Do You Have a Job, or a Career, or a Calling?


A while back, I spoke for the wonderful folks at The Dallas Foundation.  Here is their tag line:
Here for Good.
It is a great tag line.  And the phrase, “Here for Good,” should become some kind of mantra for many more companies and organizations.

I thought about this, again, as I pondered the current state of affairs.  This blog post is a reflection about two or three different aspects of the modern business environment.

#1 – there are a lot of “bottom 10%ers” (the Jack Welch term), or “deadwood” employees (this is a term I heard from a very sharp and insightful man just this week), and they drag entire departments and organizations down.  Maybe because the average “10%er” is just showing up at his/her job.  Work is “just a job” to such a person.

#2 – There seem to be a fair number of companies/organizations (maybe some entire industries) which have slipped a little, or a lot, in the ethics department.  These companies seem to have little concern about treating people in an ethical manner.  And we find example after example in multiple industries, like NFL Football (bounties on players), to Wall Street firms (one firm:  some customers are viewed as and defined as, and treated like, “muppets”), and education (teachers and administrators cheating on standardized tests).

It certainly seems like an era of ethical deficiencies.

Why?  A comprehensive look at the why (the whys) is much beyond the scope of this brief article.  But I think this question might help us think a little about this:

Do you have a job, a career, or a calling?

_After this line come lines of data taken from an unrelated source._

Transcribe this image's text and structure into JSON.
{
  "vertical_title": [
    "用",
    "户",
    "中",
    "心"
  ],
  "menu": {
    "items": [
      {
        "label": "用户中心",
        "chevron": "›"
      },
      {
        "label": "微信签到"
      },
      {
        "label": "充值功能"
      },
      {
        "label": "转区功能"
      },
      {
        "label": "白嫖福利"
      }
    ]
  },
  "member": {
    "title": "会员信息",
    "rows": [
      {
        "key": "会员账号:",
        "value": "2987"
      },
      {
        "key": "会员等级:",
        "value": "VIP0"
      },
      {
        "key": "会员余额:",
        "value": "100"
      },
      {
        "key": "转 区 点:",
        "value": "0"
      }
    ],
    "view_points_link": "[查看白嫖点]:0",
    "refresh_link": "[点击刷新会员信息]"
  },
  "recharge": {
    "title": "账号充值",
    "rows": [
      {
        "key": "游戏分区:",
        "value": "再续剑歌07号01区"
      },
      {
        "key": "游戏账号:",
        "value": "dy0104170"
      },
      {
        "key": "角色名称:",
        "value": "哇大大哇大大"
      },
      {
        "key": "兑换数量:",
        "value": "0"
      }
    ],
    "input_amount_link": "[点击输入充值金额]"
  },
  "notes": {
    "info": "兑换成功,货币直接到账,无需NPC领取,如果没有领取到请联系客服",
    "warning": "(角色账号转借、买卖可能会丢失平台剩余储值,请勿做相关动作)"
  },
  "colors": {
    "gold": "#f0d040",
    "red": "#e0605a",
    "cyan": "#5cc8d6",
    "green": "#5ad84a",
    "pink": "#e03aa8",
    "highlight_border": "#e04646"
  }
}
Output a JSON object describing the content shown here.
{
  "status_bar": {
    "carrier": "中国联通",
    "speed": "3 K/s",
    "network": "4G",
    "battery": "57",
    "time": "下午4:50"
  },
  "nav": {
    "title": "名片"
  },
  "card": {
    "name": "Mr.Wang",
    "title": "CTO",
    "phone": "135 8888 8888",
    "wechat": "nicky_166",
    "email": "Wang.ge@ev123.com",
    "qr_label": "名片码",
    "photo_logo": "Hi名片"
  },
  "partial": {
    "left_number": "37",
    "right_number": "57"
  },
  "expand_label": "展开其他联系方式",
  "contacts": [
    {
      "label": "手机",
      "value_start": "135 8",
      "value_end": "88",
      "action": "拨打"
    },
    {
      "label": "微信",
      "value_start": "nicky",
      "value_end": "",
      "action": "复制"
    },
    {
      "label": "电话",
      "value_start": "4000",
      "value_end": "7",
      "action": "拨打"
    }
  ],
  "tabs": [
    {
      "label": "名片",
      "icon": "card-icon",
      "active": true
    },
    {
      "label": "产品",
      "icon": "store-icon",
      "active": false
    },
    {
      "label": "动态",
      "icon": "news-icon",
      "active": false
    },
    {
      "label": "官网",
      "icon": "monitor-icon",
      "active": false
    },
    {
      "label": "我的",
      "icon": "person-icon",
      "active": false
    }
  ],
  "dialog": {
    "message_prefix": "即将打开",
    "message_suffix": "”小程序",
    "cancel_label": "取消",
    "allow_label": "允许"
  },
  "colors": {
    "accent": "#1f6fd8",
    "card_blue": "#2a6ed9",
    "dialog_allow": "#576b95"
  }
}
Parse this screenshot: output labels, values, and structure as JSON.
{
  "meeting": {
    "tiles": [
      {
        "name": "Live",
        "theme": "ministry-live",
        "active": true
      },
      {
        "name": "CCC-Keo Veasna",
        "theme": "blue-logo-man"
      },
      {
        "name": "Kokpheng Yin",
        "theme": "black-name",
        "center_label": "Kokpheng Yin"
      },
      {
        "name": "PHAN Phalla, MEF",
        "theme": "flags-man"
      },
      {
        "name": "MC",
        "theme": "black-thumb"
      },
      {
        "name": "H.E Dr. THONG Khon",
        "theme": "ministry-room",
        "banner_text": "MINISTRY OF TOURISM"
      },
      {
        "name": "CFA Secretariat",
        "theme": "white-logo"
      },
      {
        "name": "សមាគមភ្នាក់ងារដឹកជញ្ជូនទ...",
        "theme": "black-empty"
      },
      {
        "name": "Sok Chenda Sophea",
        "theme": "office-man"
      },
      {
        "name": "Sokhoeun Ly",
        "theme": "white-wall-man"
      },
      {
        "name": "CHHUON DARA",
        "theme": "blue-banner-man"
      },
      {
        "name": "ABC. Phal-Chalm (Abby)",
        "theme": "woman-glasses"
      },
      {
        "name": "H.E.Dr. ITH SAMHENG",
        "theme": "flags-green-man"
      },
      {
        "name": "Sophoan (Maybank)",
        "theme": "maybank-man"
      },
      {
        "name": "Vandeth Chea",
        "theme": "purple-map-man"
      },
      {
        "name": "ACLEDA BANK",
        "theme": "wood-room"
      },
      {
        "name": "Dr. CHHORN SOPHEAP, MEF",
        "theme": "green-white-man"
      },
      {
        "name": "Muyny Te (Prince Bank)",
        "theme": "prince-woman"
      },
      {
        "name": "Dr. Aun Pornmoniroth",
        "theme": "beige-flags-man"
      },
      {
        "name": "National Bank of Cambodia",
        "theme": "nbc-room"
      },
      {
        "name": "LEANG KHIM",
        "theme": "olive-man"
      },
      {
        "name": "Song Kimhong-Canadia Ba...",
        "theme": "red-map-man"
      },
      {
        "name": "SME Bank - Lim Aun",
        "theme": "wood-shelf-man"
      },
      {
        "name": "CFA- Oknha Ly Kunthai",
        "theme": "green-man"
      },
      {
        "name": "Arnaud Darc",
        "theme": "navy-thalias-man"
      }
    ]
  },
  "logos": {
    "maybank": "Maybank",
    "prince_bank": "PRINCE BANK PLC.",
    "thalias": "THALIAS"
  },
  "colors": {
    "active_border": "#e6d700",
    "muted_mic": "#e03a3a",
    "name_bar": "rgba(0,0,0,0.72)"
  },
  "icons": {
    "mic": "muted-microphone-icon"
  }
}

If you have a job, your vision for work is pretty narrow.  Yes, there are plenty of people with a job who are hard-working, good, upright and honest people.  But if all you have is a “job,” you care little about the success of the organization (beyond the ability to “keep your job”).  You show up to get your pay check, and that may be about all that matters.

If you have a career, then you view your current job as a piece of the bigger puzzle of building a successful career.  The subtle danger here is that you are concerned about you – your own success, not the success of others, even the success of your customers, or the others in your organization.

Yes, I know that one way to aim for success for yourself is to aim for the success of others.  But to aim for the success of others in order to be successful yourself, well…that is a little on the self-centered side.  You know, a little bit of the whole “greed is good” idea.

I think that if you are focused on yourself, building your career, then you might just be open to cutting a few ethical corners to get there.

But if you have a calling, then you view your work as “for the other.”  You view work as a means to do what you were born to do, which is to live a life that is helpful and useful to others.  A calling is not something you “do,” or “build” or “endure.”  It is who you are, not what you do.

Maybe we need to find a way to lift our vision of work, past that of “just a job,” or “building a career,” to “fulfilling a calling.”  This might help us lift ethical standards just a little higher.

Many organizations seem to value “servant leadership.”  So, what is servant leadership?  From Robert Greenleaf, who coined the term:

The servant-leader is servant first… It begins with the natural feeling that one wants to serve, to serve first. Then conscious choice brings one to aspire to lead. That person is sharply different from one who is leader first, perhaps because of the need to assuage an unusual power drive or to acquire material possessions…The leader-first and the servant-first are two extreme types. Between them there are shadings and blends that are part of the infinite variety of human nature.

View your work as that of fulfilling a calling; try to work for a servant leader, who is a servant first…  As you “rise up the ladder,” you will become a servant leader yourself.  You will serve others first, and always.  Then you will be here, and at work, for good.